SANTA CLARA: Group May Challenge Domestic-Partner Benefits
The Santa Clara County Taxpayers' Association is asking the county board of supervisors "to stop offering employees domestic partner benefits, arguing that it amounts to an illegal gift of taxpayer money," the San Francisco Examiner reports. "Public officials can't make a gift of public funds to whomever they want," said Pat Shrum, the association's executive director. Shrum said her association "might file a lawsuit if board members" refuse to change the policy. Santa Clara County began offering "health care and bereavement leave" to domestic partners of county employees in July 1995. The Examiner notes that the taxpayer group's letter, sent to the county last month, amounts to "the first challenge of domestic partner benefits offered by a government agency in California." San Francisco, San Mateo, Alameda and Marin counties all offer benefits to county employees' domestic partners.
Uncharted Waters
Santa Clara County provides benefits to the domestic partners of 37 employees at a cost of $65,000 a year, according to county director of human resources Barbara Maguire.
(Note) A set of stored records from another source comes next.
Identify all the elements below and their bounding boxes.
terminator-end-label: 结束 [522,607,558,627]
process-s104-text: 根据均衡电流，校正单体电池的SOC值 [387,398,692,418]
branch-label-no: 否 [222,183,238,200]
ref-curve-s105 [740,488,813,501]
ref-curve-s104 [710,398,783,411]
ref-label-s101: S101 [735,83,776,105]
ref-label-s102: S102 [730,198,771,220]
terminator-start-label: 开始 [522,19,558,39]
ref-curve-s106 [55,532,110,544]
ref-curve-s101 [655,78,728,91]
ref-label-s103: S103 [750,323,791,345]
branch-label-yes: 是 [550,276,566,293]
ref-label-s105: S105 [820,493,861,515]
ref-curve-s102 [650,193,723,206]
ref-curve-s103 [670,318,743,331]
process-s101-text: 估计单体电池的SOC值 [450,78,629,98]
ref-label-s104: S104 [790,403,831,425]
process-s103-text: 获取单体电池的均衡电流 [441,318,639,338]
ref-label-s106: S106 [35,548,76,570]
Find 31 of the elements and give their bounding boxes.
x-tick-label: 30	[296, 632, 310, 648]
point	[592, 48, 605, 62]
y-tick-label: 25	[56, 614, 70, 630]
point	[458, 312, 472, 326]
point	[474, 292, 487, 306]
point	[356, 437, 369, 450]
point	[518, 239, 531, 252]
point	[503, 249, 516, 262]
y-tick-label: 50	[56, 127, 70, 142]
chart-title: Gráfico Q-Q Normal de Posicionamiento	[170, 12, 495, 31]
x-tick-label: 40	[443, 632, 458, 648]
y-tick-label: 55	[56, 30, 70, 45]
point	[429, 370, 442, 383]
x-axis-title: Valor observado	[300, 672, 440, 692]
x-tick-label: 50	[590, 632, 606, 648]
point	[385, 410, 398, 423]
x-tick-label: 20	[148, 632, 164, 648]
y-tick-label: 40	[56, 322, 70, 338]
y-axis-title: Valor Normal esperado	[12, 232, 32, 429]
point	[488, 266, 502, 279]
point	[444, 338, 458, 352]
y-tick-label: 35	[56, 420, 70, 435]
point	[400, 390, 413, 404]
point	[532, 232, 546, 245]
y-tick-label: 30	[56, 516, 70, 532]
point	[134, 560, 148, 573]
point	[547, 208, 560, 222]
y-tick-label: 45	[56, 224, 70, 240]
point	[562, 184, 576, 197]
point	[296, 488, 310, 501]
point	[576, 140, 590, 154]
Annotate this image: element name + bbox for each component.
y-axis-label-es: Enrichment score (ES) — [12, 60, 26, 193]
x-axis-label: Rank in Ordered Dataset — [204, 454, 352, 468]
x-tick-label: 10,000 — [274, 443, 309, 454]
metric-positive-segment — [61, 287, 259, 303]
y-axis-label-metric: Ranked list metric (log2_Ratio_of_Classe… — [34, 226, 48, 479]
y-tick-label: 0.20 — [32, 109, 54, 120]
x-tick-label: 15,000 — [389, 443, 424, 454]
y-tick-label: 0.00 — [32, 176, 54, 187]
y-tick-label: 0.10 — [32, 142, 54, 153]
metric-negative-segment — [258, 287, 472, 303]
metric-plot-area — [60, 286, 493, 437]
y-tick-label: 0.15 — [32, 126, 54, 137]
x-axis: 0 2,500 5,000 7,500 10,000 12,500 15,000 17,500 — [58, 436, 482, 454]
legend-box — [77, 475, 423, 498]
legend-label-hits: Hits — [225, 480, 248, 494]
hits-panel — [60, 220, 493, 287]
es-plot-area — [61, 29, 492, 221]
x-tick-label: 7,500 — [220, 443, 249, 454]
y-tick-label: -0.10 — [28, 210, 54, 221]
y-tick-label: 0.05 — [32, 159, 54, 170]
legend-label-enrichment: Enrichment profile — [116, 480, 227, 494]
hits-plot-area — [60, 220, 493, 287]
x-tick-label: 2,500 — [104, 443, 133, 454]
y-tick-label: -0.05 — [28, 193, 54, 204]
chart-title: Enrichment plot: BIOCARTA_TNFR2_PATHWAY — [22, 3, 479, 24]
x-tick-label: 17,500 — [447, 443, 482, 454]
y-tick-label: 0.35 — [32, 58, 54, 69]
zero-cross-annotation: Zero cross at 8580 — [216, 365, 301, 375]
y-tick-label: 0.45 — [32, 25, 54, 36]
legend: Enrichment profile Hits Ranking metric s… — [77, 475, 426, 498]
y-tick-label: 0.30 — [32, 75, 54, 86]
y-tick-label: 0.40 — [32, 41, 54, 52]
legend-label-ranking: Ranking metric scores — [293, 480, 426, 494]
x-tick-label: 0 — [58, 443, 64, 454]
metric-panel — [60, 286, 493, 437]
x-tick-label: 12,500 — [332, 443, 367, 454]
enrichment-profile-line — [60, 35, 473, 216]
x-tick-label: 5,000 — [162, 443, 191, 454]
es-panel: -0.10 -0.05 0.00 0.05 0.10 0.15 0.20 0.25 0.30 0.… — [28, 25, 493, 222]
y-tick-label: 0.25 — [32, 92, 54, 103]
But Shrum contends that California law says "local governments could provide benefits only to employees, retirees and their spouses and dependents." In extending benefits to domestic partners, Shrum contends that the county "set up a special category of people ... that aren't legally bound to each other." But Ann Ravel, the acting county counsel, said the state law is irrelevant because Santa Clara is "a chartered county," and as such has "the right to bargain with unions, and agreeing to domestic partner benefits falls under labor negotiations." County supervisor Joe Simitian said, "These are benefits that have been collectively bargained," and he noted that "leading Silicon Valley companies like Hewlett-Packard and Sun Microsystems offered domestic partner benefits to help attract top-quality employees."
It's All In The Timing
The Examiner notes that the taxpayer group's letter to the county board "was sent Feb. 24, right after they voted to rescind a controversial domestic partner registry for same-sex and heterosexual couples." The group had "led a referendum drive to put the question of the registry to voters." Barbara Jones, who heads the Billy DeFrank Lesbian and Gay Center of San Jose, "thinks the association's timing in submitting the letter was intentional." She said the association's challenge "amounts to yet another effort ... to 'strip lesbian and gay people of any rights that we have gained in the area of civil rights'" (Mitchell, 3/21).